È quindi urgente adottare una ferma strategia contro il terrorismo. Ne va della sicurezza dell’Italia, dell’Europa e di tutti gli Alleati. Sicurezza che deve essere al centro anche di un’altra riflessione strategica. Quella su come fare fronte alla crisi della Nato, emersa in modo eclatante in Afghanistan.
Gli Stati Uniti si sottraggono sempre di più dal ruolo di forza interventista ricoperto per decenni. E, parallelamente, questa loro scomparsa dai palcoscenici geostrategici potrebbe spingere tanti rivali, jiadisti e non, a sfidarli. Perchè il messaggio uscito da Kabul é che la principale superpotenza del mondo può essere attaccata e sconfitta. Le conseguenze di questa consapevolezza saranno pagate da tutto l’Occidente, a partire proprio dalla Nato. Del fallimento dell’Alleanza in Afghanistan approfitteranno tutte quelle forze che ritengono le democrazie occidentali un nemico. Islamisti radicali, l’Iran, la Russia, la Cina.

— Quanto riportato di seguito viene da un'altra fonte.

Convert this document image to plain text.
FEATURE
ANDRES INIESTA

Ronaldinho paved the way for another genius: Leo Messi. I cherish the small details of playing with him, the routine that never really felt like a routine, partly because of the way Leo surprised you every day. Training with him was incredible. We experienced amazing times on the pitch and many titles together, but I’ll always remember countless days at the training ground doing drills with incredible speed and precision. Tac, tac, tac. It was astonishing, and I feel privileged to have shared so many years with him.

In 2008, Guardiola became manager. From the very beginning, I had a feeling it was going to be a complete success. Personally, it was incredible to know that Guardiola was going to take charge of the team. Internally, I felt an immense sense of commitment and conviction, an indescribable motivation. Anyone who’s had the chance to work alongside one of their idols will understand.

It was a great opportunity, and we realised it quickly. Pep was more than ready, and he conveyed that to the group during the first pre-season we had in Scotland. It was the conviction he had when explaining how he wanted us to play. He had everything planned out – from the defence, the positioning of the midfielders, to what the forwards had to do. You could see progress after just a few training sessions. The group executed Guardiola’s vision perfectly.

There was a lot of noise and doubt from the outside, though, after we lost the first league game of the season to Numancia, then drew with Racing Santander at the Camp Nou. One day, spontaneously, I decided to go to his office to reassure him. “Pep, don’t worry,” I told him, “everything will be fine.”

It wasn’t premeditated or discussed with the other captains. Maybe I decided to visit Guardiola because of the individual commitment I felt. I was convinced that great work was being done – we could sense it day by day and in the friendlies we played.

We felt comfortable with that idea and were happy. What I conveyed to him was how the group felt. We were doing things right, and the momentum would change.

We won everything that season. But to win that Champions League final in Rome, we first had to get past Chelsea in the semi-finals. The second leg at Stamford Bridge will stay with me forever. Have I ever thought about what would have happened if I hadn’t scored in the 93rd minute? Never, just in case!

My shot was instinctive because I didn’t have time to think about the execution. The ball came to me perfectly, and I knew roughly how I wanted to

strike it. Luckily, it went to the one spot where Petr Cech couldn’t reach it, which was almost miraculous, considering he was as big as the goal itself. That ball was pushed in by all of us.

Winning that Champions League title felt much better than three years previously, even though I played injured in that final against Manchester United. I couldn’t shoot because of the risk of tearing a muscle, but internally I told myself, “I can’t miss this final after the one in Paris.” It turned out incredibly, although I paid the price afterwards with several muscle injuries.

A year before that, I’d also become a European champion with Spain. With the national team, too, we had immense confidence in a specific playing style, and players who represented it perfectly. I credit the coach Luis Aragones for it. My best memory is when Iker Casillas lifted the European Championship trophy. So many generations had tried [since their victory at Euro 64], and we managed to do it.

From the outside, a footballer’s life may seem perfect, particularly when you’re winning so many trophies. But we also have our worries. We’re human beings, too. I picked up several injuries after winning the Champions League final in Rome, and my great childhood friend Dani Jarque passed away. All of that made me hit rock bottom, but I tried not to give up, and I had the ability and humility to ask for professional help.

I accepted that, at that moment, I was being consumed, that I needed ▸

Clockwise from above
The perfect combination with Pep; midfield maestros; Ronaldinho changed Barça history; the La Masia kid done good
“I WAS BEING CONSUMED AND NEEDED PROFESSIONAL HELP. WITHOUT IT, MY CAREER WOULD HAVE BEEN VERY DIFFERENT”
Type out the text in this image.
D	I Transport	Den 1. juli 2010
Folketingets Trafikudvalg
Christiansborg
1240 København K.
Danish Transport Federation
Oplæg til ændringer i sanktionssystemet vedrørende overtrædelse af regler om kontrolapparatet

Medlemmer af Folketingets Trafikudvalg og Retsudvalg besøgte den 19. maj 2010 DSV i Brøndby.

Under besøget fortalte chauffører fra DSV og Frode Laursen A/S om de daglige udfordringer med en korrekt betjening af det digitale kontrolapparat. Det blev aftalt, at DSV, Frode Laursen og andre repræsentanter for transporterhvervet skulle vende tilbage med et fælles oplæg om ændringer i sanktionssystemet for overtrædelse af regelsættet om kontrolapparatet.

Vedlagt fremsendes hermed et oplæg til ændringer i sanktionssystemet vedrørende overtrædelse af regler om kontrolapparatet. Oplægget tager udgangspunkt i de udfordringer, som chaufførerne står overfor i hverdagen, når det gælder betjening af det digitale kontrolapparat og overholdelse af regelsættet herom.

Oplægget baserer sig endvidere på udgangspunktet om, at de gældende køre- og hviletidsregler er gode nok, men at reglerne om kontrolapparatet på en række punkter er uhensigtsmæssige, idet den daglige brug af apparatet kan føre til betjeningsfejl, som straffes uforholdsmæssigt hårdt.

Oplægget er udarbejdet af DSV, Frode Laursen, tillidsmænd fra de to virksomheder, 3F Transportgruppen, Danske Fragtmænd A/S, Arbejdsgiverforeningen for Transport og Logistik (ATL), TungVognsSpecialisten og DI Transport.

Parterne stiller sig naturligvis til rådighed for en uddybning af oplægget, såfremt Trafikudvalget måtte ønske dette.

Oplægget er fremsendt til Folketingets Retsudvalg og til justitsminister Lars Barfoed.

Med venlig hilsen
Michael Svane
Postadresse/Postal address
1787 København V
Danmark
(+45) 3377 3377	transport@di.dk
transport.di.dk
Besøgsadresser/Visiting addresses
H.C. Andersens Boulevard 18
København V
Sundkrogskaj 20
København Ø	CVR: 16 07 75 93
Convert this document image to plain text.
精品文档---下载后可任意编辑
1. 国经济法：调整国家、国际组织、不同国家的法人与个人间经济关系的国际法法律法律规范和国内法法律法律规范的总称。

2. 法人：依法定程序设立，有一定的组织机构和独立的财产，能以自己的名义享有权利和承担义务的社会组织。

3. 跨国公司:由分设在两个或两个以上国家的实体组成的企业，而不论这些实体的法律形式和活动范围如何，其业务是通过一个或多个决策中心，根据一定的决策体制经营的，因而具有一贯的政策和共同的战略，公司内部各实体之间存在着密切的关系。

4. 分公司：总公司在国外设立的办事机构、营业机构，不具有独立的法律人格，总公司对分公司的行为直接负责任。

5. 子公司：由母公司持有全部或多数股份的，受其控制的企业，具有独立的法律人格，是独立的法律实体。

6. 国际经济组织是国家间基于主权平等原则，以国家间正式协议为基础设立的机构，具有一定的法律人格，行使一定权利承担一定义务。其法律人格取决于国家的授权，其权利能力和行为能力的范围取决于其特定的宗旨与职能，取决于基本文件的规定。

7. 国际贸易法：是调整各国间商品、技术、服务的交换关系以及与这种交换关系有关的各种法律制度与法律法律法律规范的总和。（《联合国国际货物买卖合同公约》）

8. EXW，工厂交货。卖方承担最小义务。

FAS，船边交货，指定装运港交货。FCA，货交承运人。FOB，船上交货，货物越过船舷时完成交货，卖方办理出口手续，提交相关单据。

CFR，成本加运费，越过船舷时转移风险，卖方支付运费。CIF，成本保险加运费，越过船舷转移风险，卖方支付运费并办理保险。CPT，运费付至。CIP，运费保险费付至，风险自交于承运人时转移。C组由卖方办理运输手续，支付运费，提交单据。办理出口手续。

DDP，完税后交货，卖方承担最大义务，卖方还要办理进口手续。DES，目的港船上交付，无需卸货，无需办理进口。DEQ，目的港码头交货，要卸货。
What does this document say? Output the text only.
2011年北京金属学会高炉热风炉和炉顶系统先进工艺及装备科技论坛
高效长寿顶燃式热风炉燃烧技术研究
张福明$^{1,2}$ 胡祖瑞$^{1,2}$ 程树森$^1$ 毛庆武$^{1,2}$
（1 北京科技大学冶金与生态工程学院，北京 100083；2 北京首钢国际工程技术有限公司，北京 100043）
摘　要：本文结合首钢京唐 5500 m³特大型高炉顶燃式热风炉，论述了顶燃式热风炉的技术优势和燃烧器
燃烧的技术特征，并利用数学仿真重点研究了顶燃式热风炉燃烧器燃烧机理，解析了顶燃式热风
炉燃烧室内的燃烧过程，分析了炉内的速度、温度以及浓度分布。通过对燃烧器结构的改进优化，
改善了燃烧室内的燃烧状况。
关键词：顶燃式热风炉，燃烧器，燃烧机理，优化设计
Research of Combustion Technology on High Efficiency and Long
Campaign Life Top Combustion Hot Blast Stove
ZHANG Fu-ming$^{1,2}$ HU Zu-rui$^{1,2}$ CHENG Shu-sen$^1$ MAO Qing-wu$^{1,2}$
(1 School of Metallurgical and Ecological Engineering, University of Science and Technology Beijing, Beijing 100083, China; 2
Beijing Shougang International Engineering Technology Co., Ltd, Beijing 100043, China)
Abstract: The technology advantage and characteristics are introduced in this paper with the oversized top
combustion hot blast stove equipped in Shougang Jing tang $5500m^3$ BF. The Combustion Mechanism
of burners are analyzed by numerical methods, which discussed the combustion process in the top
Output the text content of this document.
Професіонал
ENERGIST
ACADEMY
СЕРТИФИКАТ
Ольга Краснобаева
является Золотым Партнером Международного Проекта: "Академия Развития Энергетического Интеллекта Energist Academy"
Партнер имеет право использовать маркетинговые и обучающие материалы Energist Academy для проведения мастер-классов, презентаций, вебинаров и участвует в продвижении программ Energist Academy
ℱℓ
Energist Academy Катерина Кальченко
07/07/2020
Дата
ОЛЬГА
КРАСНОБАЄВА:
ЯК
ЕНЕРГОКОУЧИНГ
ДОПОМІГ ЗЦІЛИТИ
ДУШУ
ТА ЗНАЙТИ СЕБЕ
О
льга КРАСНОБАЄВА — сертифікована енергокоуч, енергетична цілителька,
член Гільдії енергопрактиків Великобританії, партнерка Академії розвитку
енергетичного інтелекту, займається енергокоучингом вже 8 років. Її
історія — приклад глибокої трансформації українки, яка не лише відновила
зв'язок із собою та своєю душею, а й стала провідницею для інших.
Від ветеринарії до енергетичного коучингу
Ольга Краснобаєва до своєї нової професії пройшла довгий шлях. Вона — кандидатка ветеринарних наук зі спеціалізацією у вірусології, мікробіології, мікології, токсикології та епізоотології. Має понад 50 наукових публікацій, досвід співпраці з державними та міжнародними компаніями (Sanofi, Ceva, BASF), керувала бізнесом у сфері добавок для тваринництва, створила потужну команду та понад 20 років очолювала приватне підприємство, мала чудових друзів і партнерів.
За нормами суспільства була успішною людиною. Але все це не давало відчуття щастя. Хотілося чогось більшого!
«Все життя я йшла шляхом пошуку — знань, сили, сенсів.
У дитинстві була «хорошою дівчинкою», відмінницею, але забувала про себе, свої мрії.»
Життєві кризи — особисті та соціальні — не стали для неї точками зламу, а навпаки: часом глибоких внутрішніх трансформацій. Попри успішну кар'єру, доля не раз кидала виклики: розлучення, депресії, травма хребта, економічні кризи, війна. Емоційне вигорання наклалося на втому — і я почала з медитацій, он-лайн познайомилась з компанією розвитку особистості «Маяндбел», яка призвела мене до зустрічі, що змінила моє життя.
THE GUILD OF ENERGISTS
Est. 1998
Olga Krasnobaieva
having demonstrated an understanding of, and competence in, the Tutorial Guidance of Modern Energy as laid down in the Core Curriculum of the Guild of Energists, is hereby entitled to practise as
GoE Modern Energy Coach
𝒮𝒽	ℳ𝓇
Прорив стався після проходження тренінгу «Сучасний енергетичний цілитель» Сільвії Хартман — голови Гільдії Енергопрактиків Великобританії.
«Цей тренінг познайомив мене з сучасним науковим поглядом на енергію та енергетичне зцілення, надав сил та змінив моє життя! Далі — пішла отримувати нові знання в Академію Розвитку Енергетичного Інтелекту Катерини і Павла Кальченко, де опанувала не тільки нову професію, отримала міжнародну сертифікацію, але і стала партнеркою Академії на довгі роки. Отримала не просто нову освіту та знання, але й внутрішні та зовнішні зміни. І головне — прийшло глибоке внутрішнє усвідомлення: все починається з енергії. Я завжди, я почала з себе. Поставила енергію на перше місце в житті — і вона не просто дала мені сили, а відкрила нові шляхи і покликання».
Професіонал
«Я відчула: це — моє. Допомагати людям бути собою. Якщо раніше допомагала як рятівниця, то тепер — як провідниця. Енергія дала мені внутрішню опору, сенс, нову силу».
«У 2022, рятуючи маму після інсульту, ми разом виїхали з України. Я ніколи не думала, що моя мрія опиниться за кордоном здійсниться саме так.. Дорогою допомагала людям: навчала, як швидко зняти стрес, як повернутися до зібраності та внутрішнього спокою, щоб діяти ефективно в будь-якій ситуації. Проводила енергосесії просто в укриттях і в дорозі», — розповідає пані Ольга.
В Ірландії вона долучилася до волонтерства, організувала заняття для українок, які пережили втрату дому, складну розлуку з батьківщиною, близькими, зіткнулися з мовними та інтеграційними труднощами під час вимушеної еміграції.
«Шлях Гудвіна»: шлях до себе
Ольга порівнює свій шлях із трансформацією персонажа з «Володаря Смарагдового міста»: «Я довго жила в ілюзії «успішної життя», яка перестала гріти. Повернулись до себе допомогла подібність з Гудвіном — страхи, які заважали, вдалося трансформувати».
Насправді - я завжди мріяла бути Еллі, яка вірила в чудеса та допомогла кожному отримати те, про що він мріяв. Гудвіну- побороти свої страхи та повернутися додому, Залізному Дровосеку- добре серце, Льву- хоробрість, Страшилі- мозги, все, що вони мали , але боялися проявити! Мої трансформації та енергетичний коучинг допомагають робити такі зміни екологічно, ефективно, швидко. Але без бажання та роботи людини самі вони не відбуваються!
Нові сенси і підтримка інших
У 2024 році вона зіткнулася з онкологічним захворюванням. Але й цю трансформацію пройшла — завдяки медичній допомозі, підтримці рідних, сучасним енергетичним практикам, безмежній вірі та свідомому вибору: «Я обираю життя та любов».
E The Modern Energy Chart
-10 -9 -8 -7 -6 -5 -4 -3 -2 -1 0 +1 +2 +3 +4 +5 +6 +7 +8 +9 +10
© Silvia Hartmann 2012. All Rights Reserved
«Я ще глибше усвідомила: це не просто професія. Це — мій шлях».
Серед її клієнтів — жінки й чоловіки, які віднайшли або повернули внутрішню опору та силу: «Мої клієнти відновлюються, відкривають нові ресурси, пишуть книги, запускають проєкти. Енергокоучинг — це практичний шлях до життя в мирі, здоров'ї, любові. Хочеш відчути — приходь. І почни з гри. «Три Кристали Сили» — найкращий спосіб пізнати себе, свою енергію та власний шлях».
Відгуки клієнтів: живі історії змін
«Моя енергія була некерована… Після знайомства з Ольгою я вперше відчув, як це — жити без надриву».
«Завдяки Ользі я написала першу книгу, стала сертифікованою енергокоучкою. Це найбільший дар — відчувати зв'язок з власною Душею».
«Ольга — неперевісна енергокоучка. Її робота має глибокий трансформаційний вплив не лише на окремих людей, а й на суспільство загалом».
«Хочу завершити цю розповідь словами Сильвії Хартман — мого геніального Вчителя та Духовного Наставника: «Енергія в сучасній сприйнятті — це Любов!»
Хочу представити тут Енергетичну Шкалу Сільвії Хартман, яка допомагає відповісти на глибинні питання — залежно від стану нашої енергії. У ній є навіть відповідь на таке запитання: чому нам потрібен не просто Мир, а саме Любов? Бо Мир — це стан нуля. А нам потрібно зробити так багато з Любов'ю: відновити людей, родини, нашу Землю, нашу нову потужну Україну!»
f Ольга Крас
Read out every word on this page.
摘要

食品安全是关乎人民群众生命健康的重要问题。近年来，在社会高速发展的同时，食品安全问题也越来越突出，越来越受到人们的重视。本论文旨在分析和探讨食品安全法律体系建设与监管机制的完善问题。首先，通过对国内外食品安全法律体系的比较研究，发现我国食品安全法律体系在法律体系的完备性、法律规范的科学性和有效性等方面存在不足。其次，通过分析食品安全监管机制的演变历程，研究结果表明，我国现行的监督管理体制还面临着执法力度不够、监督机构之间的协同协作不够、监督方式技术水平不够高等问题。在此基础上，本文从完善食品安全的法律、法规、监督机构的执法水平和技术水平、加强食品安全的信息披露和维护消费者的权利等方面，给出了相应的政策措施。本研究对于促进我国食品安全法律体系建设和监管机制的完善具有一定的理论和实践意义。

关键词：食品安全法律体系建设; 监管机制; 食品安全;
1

La caduta di Kabul ha terremotato gli equilibri di sicurezza internazionale che valevano per decenni. Lo scudo rappresentato dal vecchio atlantismo si é rotto. Servono nuove soluzioni. A partire dalla costruzione di una difesa comune Europea. Bisogna accelerare il processo di integrazione europea, non soltanto su questioni economiche, ma anche in materia di difesa e sicurezza.
L’Europa non può più permettersi di appaltare ad altri la difesa del mondo e del proprio territorio. È questa la lezione che l’Europa deve trarre dalla caduta di Kabul. È necessario che l‘UE acquisti peso e protagonismo nella politica di difesa e di sicurezza. Non per promuovere guerre e aggressioni. Ma per essere forza di pace e di stabilizzazione.